Factoring Polynomials

[Glass]

Hey everyone,

I was looking at another thread about factoring polynomials, and now I'm wondering if anyone knows any unusual or cool ways to factor them (i.e. not using numerical techniques such as Newton's Method). Unfortunately the only one I do know is the rational root theorem...

 

[mathPimpDaddy]

look up pascal's triangle.

 

[Glass]

look up pascal's triangle.

I do know what Pascal's Triangle is, but I'm not seeing how it would help me factor a polynomial. Unless I happen to notice it's coefficients are the binomial coefficients. Am I missing something here?

 

[Gib Z]

You not missing anything there, that's exactly what he meant. Sure its not the most general method, but it works on rare occasions.

Check out https://www.physicsforums.com/showthread.php?t=166834, post 7, to see how I factored that polynomial. It works everytime, its just that when the first and last terms aren't perfect squares like in that case, its harder to solve.

 

[Gib Z]

O And here's One I thought of that's not going to apply that often, but it could.

I know that If we have a polynomial and we know one of the roots is repeated twice, like in (x-1)^2, then the derivative of the polynomial will have the same root.

So reversing that, if you find a polynomial whose integral is a polynomial you know how to factorize, bingo.

 

[Werg22]

There's no general way to factor polynomials since this would go against Galois's theory.

 

[Hurkyl]

There's no general way to factor polynomials since this would go against Galois's theory.

That's certainly not true. If that were so, then how could computers factor?

Two general methods I know off the top of my head for factoring polynomials over the integers in one variable are:
(1) Numerically obtain a complex root with enough accuracy, then use lattice techniques to find the minimal polynomial of that root, which is then a factor of your polynomial.
(2) Factor your polynomial modulo p for enough small primes p, then use the Chinese Remainder Theorem (and a small search) to construct factors of your integer polynomial.

 

[Gib Z]

No Algebraic Method Werg22 should have said then :)

 

[mathwonk]

there is an algebraic method for factoring polyn omials over say the integers, or rationals.

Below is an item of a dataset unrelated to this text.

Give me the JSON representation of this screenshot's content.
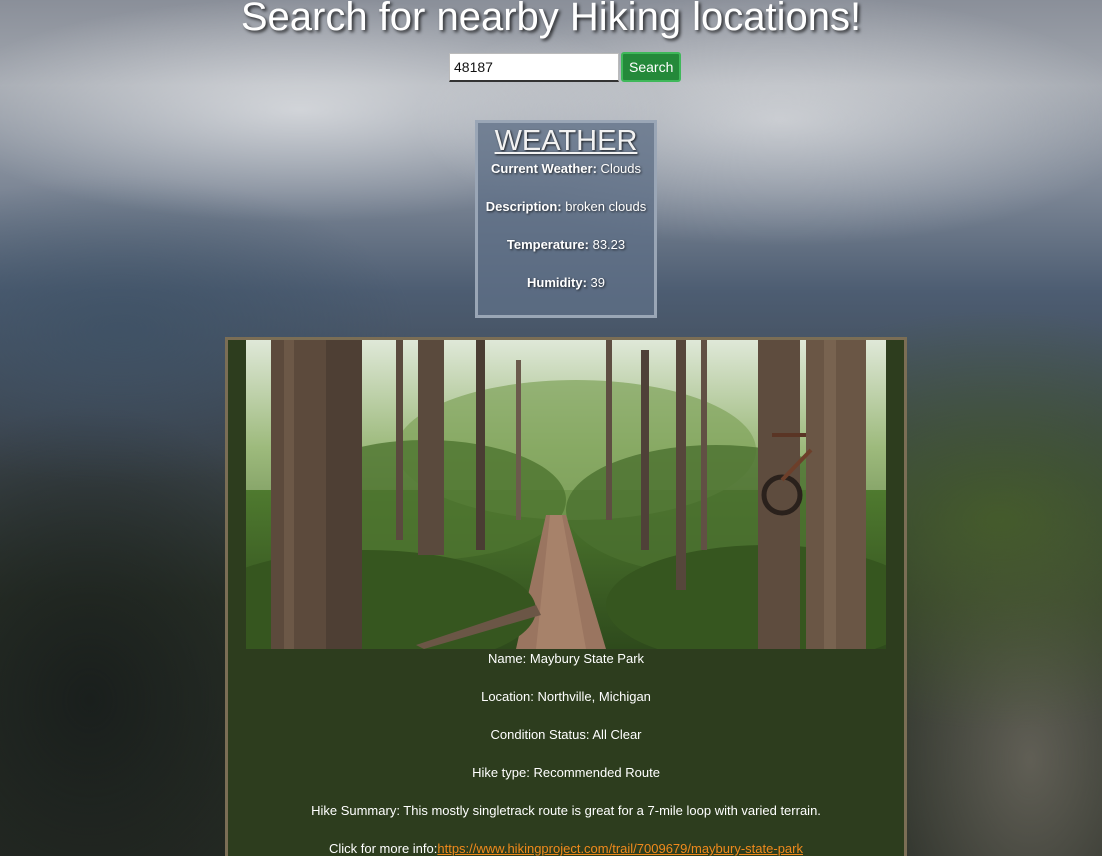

notice that if f = gh, then for every a, f(a) = g(a)h(a), i.e. every value of f is factored by the correponding values of g and h.

moreover a polynomial of degree n is determined by the values at n+1 integers.

so if f has degree n take any n+1 integers, and evaluate f at all of them,. that gives you n+1 values of f.

for each of these values take all of its possible integer factorizations. this gives you all possible values of both g and h at all these n+1 integers. then use lagrange interpolation to construct all possible pairs g,h having these values.

then try them all to see if any of these factorizations work.

if none of these work, then f is irreducible.

yes it is a lengthy and tedious method, but it IS algebaric and does always work,

this crude method is due to kronecker. and appears in van der waerden, and the harvard notes of richard brauer.

obviously improvements are possible, but this shows it is possible to factor polynomials over any ring of coefficients in which one can already factor.

 

[mathwonk]

let me give an example. suppose you have a quartic polynomial f over Z you wish to factor. if it has non constant factors over Q then it has non constant factors over Z.

the root factor theorem suffices to find all linear factors, as they correspond to rational roots which correspond to quotients of integer factors of the constant term and lead term.

so we seek quadratic factors g,h such that f = gh. such a factor is determined by its values at any three distinct points, so choose three distinct integers and evaluate the original polynomial f at those points.

assume for extreme simplicity that you always get the value 1. then both factors g,h must have value 1 or -1 at each point, and thus in fact g =h.

so there are 8 possibilities for g=h, namely it haS EITHER VALUES 1,1,1 or -1,-1,-1, or 1,-1,-1, or -1,1,1, or 1,1,-1, or -1,-1,1, or 1,-1,1, or -1,1,-1,

at those three points. this gives by lagrange interpolation, only 8 possible pairs of factors. either they work or they do not. that's it.

what do you think of this?

 

[mathwonk]

since the method above is very old, does anyone have any newer versions to report? ones which perhaps are actually in use by computer factoring programs?

 

[Crosson]

ones which perhaps are actually in use by computer factoring programs?

For univariate polynomials, Mathematica uses a variant of the Cantor‐Zassenhaus algorithm to factor modulo a prime, then uses Hensel lifting and recombination to build up factors over the integers.

Factoring over algebraic number fields is done by finding a primitive element over the rationals and then using Trager's algorithm.

For multivariate polynomials Mathematica works by substituting appropriate choices of integers for all but one variable, then factoring the resulting univariate polynomials, and reconstructing multivariate factors using Wang's algorithm.

 

[matt grime]

There's no general way to factor polynomials since this would go against Galois's theory.

Galois theory states that there is no way to write down the *roots* of an arbitrary poly as certain functions of its coefficients.

 

[mathwonk]

crosson, your explanations leave a bit to be desired, in the details. can you be a bit more self contained?